In the northern parts of India, cotton acreage is already down 300,000 hectares to 1.4 million hectares, said B. Monga, an official of the Central Institute for Cotton Research.
Irrigation could have helped in some states but lower water levels in reservoirs are also a cause for concern, Monga said.
Water levels in India’s main reservoirs in the week to June 28 were at 16 per cent of capacity, down 11 per centage points from the year ago period.
Any drop in output will cut exports in the 2012-13 season, traders said.

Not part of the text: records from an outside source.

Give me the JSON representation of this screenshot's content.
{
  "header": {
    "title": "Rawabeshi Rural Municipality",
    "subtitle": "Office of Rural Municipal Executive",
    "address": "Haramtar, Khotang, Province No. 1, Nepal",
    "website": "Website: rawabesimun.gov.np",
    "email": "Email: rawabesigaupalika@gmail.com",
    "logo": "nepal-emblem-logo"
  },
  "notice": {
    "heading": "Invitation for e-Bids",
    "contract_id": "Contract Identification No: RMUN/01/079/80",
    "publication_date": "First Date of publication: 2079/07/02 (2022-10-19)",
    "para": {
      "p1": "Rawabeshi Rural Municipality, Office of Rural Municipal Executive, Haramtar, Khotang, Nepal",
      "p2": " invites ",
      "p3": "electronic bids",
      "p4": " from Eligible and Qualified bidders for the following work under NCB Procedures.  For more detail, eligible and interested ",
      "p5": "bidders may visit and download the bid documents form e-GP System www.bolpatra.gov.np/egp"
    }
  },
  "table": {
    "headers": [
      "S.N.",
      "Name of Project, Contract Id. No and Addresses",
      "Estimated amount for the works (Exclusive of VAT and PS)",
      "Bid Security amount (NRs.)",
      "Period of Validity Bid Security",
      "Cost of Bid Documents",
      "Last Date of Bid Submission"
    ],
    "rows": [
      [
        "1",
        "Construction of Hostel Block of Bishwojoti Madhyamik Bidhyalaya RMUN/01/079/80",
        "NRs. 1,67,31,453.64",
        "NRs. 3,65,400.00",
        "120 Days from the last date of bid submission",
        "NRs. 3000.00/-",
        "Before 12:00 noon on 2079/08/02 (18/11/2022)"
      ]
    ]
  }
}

Due to the bumper harvest of 2011-12, traders believe India’s cotton exports will hit an all time of 13.5 million bales in the current season that ends in September 2012.
China, the top buyer, already has a huge stockpile of cotton, which could damp any surge in global prices, even if India exports less next year, said Arunbhai Dalal, a trader based in Gujarat.
China, the main buyer of Indian cotton, is renegotiating prices and has defaulted on many import contracts following a sharp fall in the price of cotton in the United States.
The benchmark December cotton on the ICE was trading down 0.41 per cent at 72.30 cents per lb by 0952 GMT.